A single 3090 is of course much faster but I think I would feel the limits of 24GB much sooner than a combined 32GB, especially when running large models with long context windows. If I'm using LLMs for roleplaying, I would rather be able to have the model remember more over having fast token generation if I have to choose.

[-]

T-VIRUS999@reddit

If you purely want $/GB of VRAM, old compute cards are your best bet (without needing like 10-20 cards for useful amounts of VRAM)

[-]

Own-Lemon8708@reddit

Rtx 8000 48gb for ~$1800 has been working great for me for a while.
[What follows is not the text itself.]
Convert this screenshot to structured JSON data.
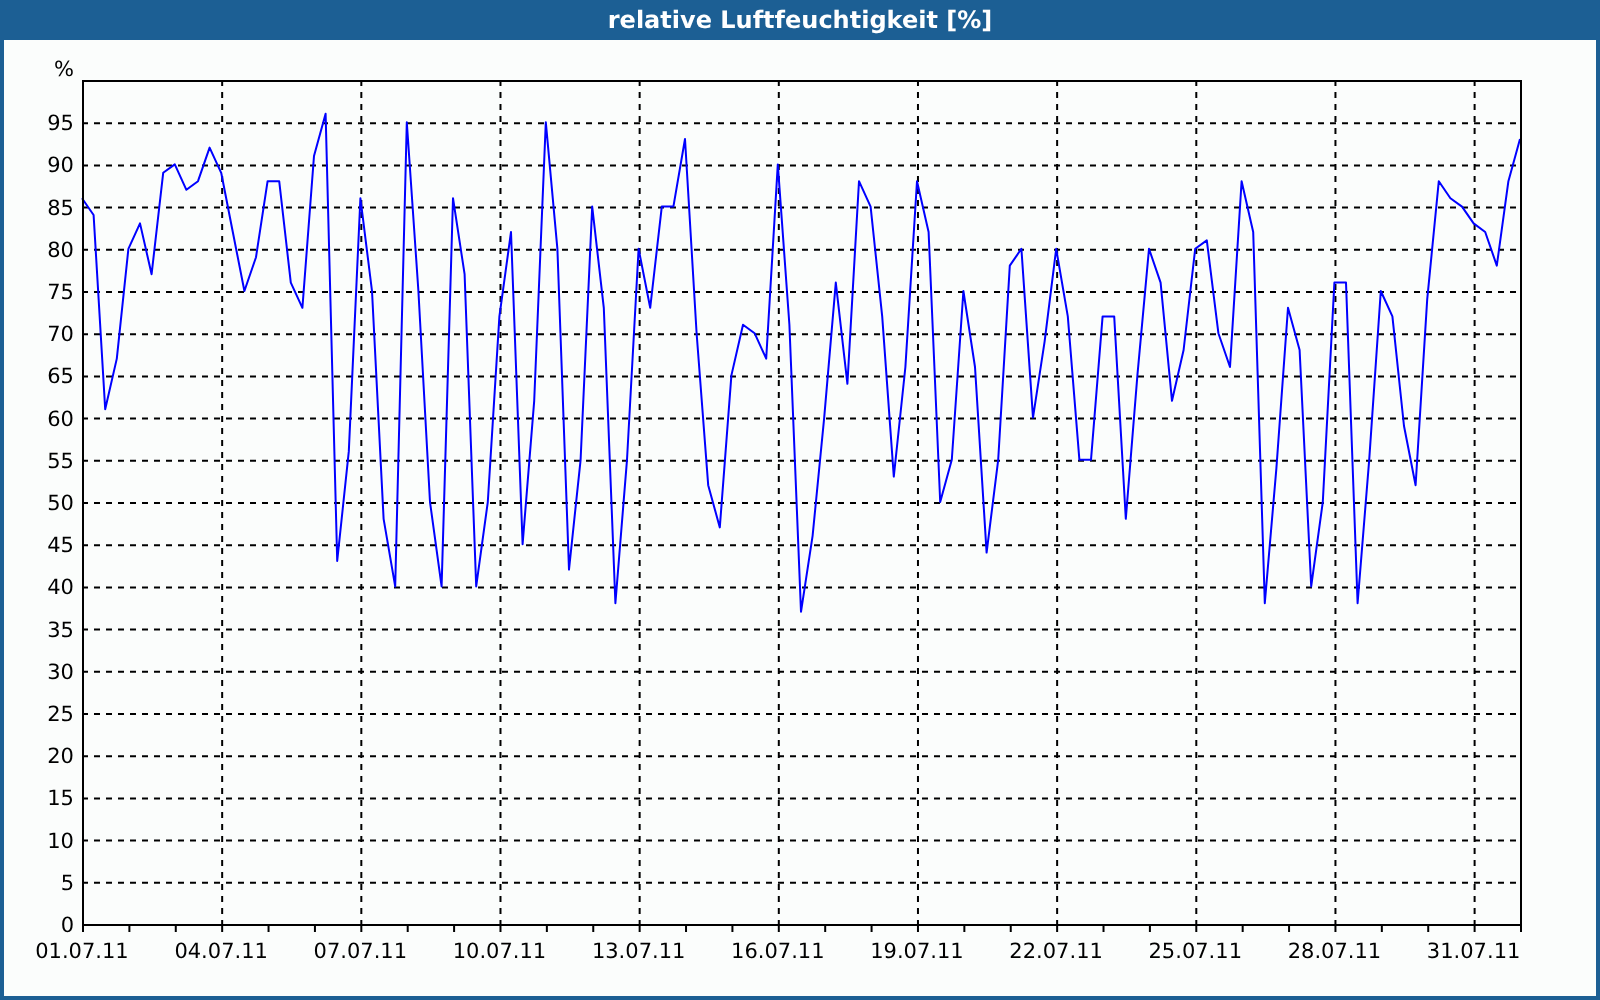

Get two and have 96gb VRAM for less than most other options. 220watts each and 10.5" long dual slot means they're very easy to accommodate too.

[-]

dunnolawl@reddit

Currently the best VRAM per dollar would be:

NVIDIA P100 16GB (HBM2 with 732.2 GB/s) that have started appearing for ~$80 on alibaba. $5/GB.

AMD MI50 32GB (HBM2 with 1.02 TB/s) was the best deal when it could be had for ~$120-170, but the price has now gone up to ~$320-400. (was ~$5/GB) now $13/GB.

AMD MI250X 128GB (HBM2e with 3.28 TB/s) can be found on the used market for around ~$2000. $16/GB.

All of these cards have their own quirks and issues: P100 and MI50 lack features and are EOL with community support only, the MI250X needs a ~$2,000 server with OAM, but these are the types of the tradeoffs that makes them cheap.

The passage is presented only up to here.